Président Assad : Ecoutez, quand ils disent que nous bombardons les hôpitaux, cela implique que nous sommes en train de tuer des civils. Tel est le sens de ces paroles. La question est pourquoi le gouvernement tuerait-il des civils, que ce soit dans les hôpitaux, dans les rues, dans les écoles ou ailleurs ? Vous parlez de tuer les Syriens. Si nous tuons des Syriens, en tant que gouvernement ou en tant qu’armée, la plus grande partie de la société syrienne sera contre nous. Nous ne pouvons pas réussir dans notre guerre si nous tuons des civils. Donc cette histoire et ce récit sont fallacieux, pour être franc avec vous. Bien sûr, malheureusement, toute guerre est une mauvaise guerre, dans toutes les guerres vous avez des victimes innocentes, que ce soit les enfants, les femmes, les personnes âgées, tout autre civil, tout autre innocent qui ne fait pas partie de cette guerre pourraient payer le prix, c’est une triste réalité. Voilà pourquoi nous devons lutter contre le terrorisme. Lorsque nous ne disons pas cela, cela revient à dire – selon le récit supposé par votre question – que les terroristes, Al-Qaïda, Al-Nusra, Daech, protègent les civils, et que nous, en tant que gouvernement, nous tuons les civils. Qui peut croire une telle chose ? Personne.

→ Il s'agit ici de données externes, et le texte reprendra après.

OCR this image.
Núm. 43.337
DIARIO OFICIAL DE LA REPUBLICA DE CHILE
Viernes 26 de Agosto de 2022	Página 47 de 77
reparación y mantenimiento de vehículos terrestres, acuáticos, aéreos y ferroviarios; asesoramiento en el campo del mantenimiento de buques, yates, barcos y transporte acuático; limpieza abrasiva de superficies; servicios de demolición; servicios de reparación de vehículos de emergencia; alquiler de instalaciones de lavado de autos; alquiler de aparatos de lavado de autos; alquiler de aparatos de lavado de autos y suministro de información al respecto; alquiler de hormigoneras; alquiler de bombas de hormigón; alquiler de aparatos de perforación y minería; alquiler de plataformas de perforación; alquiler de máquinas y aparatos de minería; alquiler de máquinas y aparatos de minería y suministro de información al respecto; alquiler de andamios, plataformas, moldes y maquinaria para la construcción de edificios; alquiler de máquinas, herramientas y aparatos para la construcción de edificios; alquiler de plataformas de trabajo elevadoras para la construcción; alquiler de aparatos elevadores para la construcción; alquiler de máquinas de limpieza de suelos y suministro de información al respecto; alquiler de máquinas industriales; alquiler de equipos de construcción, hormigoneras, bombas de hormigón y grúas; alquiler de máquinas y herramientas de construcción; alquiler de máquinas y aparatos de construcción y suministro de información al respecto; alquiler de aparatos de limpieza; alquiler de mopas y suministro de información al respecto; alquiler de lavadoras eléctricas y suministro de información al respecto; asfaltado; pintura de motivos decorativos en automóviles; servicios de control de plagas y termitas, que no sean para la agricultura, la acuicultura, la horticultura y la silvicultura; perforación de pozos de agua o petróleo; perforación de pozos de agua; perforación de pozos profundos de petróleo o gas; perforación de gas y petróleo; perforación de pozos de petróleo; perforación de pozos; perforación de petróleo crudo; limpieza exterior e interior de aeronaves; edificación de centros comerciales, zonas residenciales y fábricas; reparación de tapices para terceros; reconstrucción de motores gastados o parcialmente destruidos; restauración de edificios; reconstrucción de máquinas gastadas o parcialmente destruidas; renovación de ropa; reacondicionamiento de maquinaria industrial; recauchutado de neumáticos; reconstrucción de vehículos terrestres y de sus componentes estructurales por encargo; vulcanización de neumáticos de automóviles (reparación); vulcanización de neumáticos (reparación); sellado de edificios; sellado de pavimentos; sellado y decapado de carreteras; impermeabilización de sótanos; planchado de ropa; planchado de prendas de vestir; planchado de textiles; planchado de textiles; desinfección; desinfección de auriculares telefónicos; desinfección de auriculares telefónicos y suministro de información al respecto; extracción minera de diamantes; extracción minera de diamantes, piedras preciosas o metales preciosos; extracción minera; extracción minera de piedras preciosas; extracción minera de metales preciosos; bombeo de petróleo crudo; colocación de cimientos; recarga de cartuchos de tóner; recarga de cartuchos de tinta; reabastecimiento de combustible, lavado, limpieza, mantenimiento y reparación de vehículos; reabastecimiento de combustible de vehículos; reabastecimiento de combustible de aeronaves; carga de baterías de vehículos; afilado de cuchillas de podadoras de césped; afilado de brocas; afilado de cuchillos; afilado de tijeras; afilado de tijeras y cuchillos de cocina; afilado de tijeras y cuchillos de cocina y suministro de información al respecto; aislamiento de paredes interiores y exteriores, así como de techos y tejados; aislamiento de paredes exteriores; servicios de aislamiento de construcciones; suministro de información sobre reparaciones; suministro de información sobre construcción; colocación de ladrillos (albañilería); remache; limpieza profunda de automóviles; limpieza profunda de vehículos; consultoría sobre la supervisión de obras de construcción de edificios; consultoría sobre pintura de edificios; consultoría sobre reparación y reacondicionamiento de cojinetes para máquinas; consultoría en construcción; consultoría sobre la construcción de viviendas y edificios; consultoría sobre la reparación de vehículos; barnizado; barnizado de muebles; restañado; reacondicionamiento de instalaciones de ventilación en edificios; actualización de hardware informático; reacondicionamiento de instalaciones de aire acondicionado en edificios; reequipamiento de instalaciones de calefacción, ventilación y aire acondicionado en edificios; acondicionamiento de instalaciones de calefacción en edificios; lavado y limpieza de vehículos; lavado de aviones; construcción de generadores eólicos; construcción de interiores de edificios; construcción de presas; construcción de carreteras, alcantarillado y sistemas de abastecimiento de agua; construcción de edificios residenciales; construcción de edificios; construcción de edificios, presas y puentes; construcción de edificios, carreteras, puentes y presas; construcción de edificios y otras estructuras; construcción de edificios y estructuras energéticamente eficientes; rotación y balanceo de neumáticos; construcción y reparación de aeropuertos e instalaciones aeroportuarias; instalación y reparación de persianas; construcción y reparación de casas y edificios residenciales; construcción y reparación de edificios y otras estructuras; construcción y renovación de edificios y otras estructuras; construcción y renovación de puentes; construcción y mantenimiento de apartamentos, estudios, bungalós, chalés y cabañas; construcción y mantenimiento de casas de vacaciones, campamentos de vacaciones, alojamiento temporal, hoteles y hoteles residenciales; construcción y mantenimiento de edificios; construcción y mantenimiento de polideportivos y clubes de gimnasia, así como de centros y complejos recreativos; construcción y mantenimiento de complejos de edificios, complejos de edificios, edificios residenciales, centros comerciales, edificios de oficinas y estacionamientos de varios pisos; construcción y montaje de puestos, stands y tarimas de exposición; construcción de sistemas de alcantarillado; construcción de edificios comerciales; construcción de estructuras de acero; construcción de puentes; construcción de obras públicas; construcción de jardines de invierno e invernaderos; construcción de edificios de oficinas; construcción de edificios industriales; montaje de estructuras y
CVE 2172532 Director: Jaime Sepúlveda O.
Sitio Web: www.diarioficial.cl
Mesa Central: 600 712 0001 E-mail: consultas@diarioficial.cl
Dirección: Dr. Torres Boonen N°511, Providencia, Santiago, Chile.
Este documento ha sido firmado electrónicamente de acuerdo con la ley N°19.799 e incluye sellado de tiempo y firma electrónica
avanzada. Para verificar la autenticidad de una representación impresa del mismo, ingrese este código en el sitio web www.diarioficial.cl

Question : Mais qui d’autre a des avions ou des bombes anti-bunker en dehors de votre armée ?
Président Assad : On dirait que vous prétendez que tous ceux qui sont tués en Syrie le sont par les avions ou les hélicoptères ! La majorité des victimes ont été tuées par des obus de mortiers tirés sur eux par les terroristes pendant qu’ils étaient à l’école, dans les hôpitaux, dans les rues, partout. Elles ne sont pas liées au bombardement aérien. Parfois, vous avez des bombardements aériens contre les terroristes, mais cela ne signifie pas que chaque bombe qui est tombée quelque part était larguée par avion ou par l’armée syrienne. Si vous parlez d’un incident spécifique, par exemple, nous devons vérifier l’incident spécifique, mais je vous réponds ici de manière générale.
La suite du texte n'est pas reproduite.